Is there a c++ function similar to pythons slice notation?

Question

In python you can do list[2:] to get every element after the second element. Is there any way to do the same thing with an array in c++?

Answer 1

I hope I figured an acceptable answer. Unfortunately in C++, you cannot overload operator[] with more than one argument so I used operator() instead.

#include <iostream>
#include <vector>

template <typename T>
class WrapperVector
{
private:
    std::vector<T> data;

public:
    WrapperVector(size_t reserve_size)
    {
        data.reserve(reserve_size);
    }
    WrapperVector(typename std::vector<T>::iterator start, typename std::vector<T>::iterator end)
    {
        data = std::vector<T>(start, end);
    }

    // appends element to the end of container, just like in Python

    void append(T element)
    {
        data.push_back(element);
    }

    /* instead of operator[], operator() must be used
        because operator[] can't accept more than one argument */

    // instead of self[x:y], use this(x, y)

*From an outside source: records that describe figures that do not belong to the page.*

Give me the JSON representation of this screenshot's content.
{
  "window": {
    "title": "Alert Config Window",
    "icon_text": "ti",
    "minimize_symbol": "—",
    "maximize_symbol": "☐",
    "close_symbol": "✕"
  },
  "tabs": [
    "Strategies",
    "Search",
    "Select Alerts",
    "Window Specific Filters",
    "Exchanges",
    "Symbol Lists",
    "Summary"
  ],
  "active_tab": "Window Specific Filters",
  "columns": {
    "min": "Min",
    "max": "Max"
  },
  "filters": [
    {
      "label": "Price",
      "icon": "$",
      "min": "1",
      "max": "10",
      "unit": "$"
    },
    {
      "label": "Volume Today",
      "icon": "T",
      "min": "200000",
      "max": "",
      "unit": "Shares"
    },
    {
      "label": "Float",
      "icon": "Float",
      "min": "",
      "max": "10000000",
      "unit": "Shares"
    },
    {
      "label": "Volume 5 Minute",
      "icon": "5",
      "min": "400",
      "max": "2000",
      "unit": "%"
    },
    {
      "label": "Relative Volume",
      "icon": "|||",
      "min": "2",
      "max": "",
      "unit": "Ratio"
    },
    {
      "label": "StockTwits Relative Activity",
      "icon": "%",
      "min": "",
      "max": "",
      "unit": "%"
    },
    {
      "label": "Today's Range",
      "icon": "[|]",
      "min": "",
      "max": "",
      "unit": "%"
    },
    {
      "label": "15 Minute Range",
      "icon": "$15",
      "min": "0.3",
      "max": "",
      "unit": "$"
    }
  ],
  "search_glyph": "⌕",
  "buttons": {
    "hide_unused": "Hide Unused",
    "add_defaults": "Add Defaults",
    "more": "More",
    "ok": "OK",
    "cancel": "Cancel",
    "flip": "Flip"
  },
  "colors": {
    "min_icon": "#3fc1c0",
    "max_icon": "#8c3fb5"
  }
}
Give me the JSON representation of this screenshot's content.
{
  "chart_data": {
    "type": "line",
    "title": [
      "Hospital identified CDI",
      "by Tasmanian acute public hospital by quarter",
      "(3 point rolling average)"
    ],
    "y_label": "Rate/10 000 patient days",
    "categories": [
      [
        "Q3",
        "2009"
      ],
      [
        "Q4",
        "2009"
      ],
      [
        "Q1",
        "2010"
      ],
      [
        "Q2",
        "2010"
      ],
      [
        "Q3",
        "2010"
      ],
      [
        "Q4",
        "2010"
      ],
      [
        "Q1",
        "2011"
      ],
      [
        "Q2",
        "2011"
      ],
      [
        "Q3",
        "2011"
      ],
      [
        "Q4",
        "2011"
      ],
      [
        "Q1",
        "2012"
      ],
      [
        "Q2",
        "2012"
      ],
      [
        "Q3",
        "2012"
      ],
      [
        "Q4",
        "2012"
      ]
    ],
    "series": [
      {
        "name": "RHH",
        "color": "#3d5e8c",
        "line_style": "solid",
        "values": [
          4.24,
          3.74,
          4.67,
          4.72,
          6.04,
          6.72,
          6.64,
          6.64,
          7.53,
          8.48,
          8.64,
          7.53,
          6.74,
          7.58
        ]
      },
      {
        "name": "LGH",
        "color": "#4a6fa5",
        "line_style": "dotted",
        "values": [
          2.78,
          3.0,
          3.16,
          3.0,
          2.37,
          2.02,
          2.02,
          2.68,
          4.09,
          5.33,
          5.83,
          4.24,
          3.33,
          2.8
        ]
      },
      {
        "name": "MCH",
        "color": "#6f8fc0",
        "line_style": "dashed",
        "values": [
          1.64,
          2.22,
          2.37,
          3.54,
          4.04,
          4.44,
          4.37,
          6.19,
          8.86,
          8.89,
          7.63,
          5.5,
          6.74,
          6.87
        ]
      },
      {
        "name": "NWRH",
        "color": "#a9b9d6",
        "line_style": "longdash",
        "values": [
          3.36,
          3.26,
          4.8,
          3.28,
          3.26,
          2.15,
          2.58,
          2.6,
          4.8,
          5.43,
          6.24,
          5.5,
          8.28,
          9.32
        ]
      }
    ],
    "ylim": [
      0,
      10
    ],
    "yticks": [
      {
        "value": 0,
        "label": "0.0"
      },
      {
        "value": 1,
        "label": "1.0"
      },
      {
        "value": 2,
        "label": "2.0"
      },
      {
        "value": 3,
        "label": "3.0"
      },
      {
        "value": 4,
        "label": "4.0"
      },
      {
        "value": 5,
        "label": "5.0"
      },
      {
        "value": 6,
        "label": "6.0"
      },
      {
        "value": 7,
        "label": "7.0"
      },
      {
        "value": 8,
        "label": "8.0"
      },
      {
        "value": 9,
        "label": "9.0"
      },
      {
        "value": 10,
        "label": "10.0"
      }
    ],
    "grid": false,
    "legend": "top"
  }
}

    WrapperVector<T> operator()(size_t start, size_t end)
    {
        return WrapperVector<T>(data.begin() + start, data.begin() + end);
    }

    // instead of self[x:], use this(x)

    WrapperVector<T> operator()(size_t start)
    {
        return WrapperVector<T>(data.begin() + start, data.end());
    }

    // prints all elements to cout

    void print()
    {
        if (!data.size())
        {
            std::cout << "No elements.\n";
            return;
        }
        std::cout << data[0];
        size_t length = data.size();
        for(size_t i=1; i < length; i++)
            std::cout << ' ' << data[i];
        std::cout << '\n';
    }
};

int main()
{
    WrapperVector<int> w(5);
    w.append(1);
    w.append(2);
    w.append(3);
    w.append(4);
    w.append(5);

    w(0).print();
    w(1, 3).print();

    // you can also save the slice
    WrapperVector<int> w2 = w(2);
    WrapperVector<int> w3 = w(2, 4);
    w2.print();
    w3.print();

    return 0;
}

Now you could even overload it to accept three arguments to account for the step , just like in Python. I let that as an exercise to you.

Answer 2

Instead of creating a custom class that introduces some amount of maintenance and certain limitations you can use the concept of iterators. Two iterators are used to represent a range of values. For example the function

template<typename TIterator>
foo(TIterator start, TIterator end);

would take a range of objects that is only specified by two iterators. It's a template, so it can take iterators from different containers. To select a sub-range from a range given this way you can use std::next() and std::prev() . For example for a

std::vector<int> list;

you can call foo with a subrange starting from third element as:

foo(std::next(list.begin(), 2), list.end()); 

or call foo with a subrange from the third to the second last element:

foo(std::next(list.begin(), 2), std::prev(list.end(), 1));

If you need/want to copy a subrange you can easily do that. For example

std::vector<int> subList(std::next(list.begin(), 2),
                         std::prev(list.end(), 1));

would create a vector sublist that contains the third to second last element from list .

Of cause those are just simple examples. In a real world application you need to check if those subranges are valid/exist.

The advantages are:

• no extra wrapper classes
• no need to copy any data (only the iterators themselves)
• the standard library works almost exclusively with iterators to represent ranges, so it's good to stick to that concept.
• With templates you can easily support all containers in the standard library as long as their iterators satisfy the requirements listed in the reference. (You could use the above examples with std::array , std::list and most other containers without any modifications, except for the type of list of cause)
• iterators are an interface for user or third party containers, as long as they provide iterators that satisfy the requirements listed in the reference.

On the contra side:

• the code gets a bit more complex
• it may take some time to understand iterators, because it's a quite different concept than other languages use.